Yes, and this sets the table for what made the Pennsylvania situation exciting -- until now, this is about all the time he's had in many states to catch up. In Pennsylvania, he has TWO MORE WEEKS. Can he keep up the trajectory? A lot of it probably hinges on making inroads among women. Men, talk to your wives, mothers and daughters!

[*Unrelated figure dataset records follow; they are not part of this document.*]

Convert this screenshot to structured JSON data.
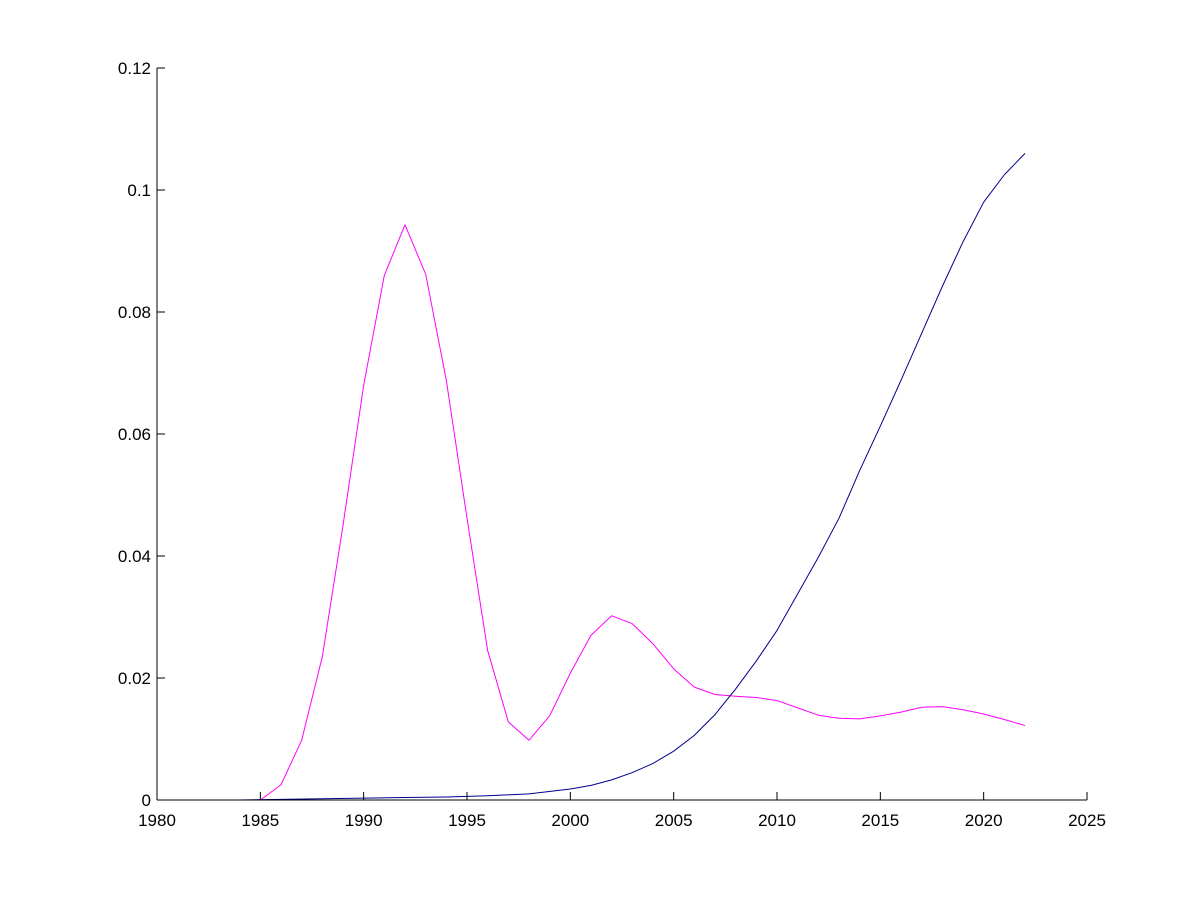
{
  "chart_data": {
    "type": "line",
    "title": "",
    "xlabel": "",
    "ylabel": "",
    "xlim": [
      1980,
      2025
    ],
    "ylim": [
      0,
      0.12
    ],
    "grid": false,
    "legend": "none",
    "x_ticks": [
      1980,
      1985,
      1990,
      1995,
      2000,
      2005,
      2010,
      2015,
      2020,
      2025
    ],
    "x_tick_labels": [
      "1980",
      "1985",
      "1990",
      "1995",
      "2000",
      "2005",
      "2010",
      "2015",
      "2020",
      "2025"
    ],
    "y_ticks": [
      0,
      0.02,
      0.04,
      0.06,
      0.08,
      0.1,
      0.12
    ],
    "y_tick_labels": [
      "0",
      "0.02",
      "0.04",
      "0.06",
      "0.08",
      "0.1",
      "0.12"
    ],
    "series": [
      {
        "color": "#ff00ff",
        "x": [
          1980,
          1981,
          1982,
          1983,
          1984,
          1985,
          1986,
          1987,
          1988,
          1989,
          1990,
          1991,
          1992,
          1993,
          1994,
          1995,
          1996,
          1997,
          1998,
          1999,
          2000,
          2001,
          2002,
          2003,
          2004,
          2005,
          2006,
          2007,
          2008,
          2009,
          2010,
          2011,
          2012,
          2013,
          2014,
          2015,
          2016,
          2017,
          2018,
          2019,
          2020,
          2021,
          2022
        ],
        "y": [
          0,
          0,
          0,
          0,
          0,
          0,
          0.0025,
          0.0098,
          0.0235,
          0.045,
          0.068,
          0.086,
          0.0943,
          0.0862,
          0.0688,
          0.0462,
          0.0245,
          0.0128,
          0.0098,
          0.0138,
          0.0208,
          0.027,
          0.0302,
          0.0289,
          0.0256,
          0.0215,
          0.0185,
          0.0173,
          0.017,
          0.0168,
          0.0163,
          0.0151,
          0.0139,
          0.0134,
          0.0133,
          0.0138,
          0.0144,
          0.0152,
          0.0153,
          0.0148,
          0.0141,
          0.0132,
          0.0122
        ]
      },
      {
        "color": "#00008b",
        "x": [
          1980,
          1982,
          1984,
          1986,
          1988,
          1990,
          1992,
          1994,
          1996,
          1998,
          2000,
          2001,
          2002,
          2003,
          2004,
          2005,
          2006,
          2007,
          2008,
          2009,
          2010,
          2011,
          2012,
          2013,
          2014,
          2015,
          2016,
          2017,
          2018,
          2019,
          2020,
          2021,
          2022
        ],
        "y": [
          0,
          0,
          0,
          0.0001,
          0.0002,
          0.0003,
          0.0004,
          0.0005,
          0.0007,
          0.001,
          0.0018,
          0.0024,
          0.0033,
          0.0045,
          0.006,
          0.008,
          0.0106,
          0.014,
          0.0182,
          0.0228,
          0.0278,
          0.0338,
          0.0398,
          0.0462,
          0.054,
          0.0613,
          0.0688,
          0.0765,
          0.0842,
          0.0915,
          0.098,
          0.1025,
          0.106
        ]
      }
    ]
  }
}
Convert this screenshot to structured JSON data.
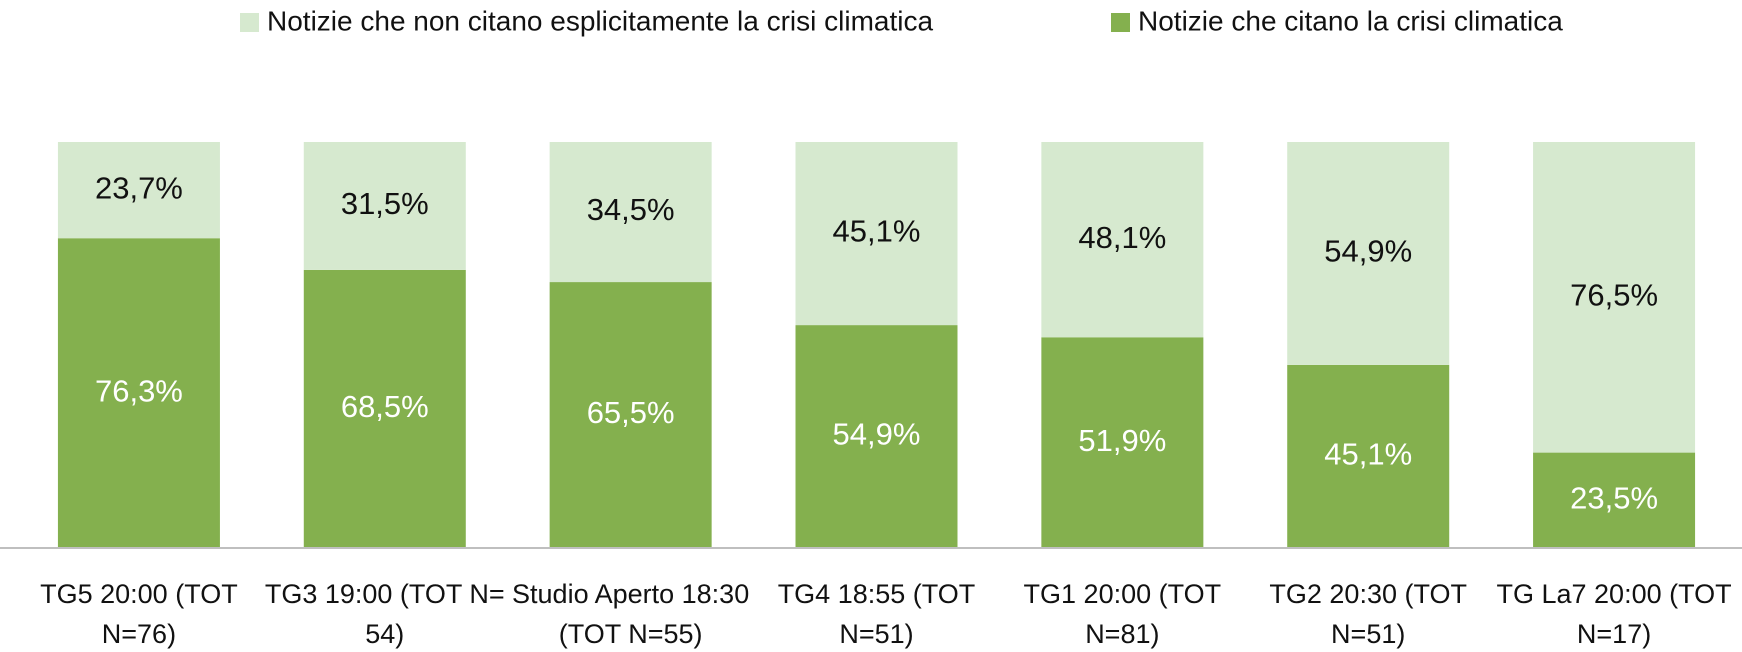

It's a shame, of all the ways Obama can say he genetically and socio-culturally represents everybody, the one thing he can never claim is to be a woman. Although as I've said elsewhere, he is arguably running the more feminine campaign, and has the more feminine approach to party politics.

Bram Reichbaum said...

Now, this from a P-G update this afternoon:

"In this latest survey, one of the biggest shifts is among women who went from 54 to 37 percent for Sen. Clinton April 2 to 54 to 41 percent for her today."

Giggity!

adam brown said...

Hello I just entered before I have to leave to the airport, it's been very nice to meet you, if you want here is the site I told you about where I type some stuff and make good money (I work from home): here it is

Felix Dzerzhinsky said...

Mr. Delano -- In your discussion of "identity politics" and the presidential race, you write that: "Just as African Americans have rallied to Obama, despite Clinton's strong civil rights record, so also women may be inclined to support Clinton, the first woman with a real shot at the White House, no matter how good Obama's record on women's issues."

The way this is discussed unsettles me, and I do not mean to single you out, because most commentators do it. But the discussion of "women" as a voting block always leaves out a crucial qualification: it applies only to white women. There is no "gender gap" among black voters. The gender gap is in voting patterns is solely a white thing. The only unusual thing about this primary election is that the gender gap among whites is reversed: usually it is white women who vote more "black" than white men, not the reverse as it is currently. And I suspect that that pattern will reassert itself in the general election no matter who the Democratic nominee is!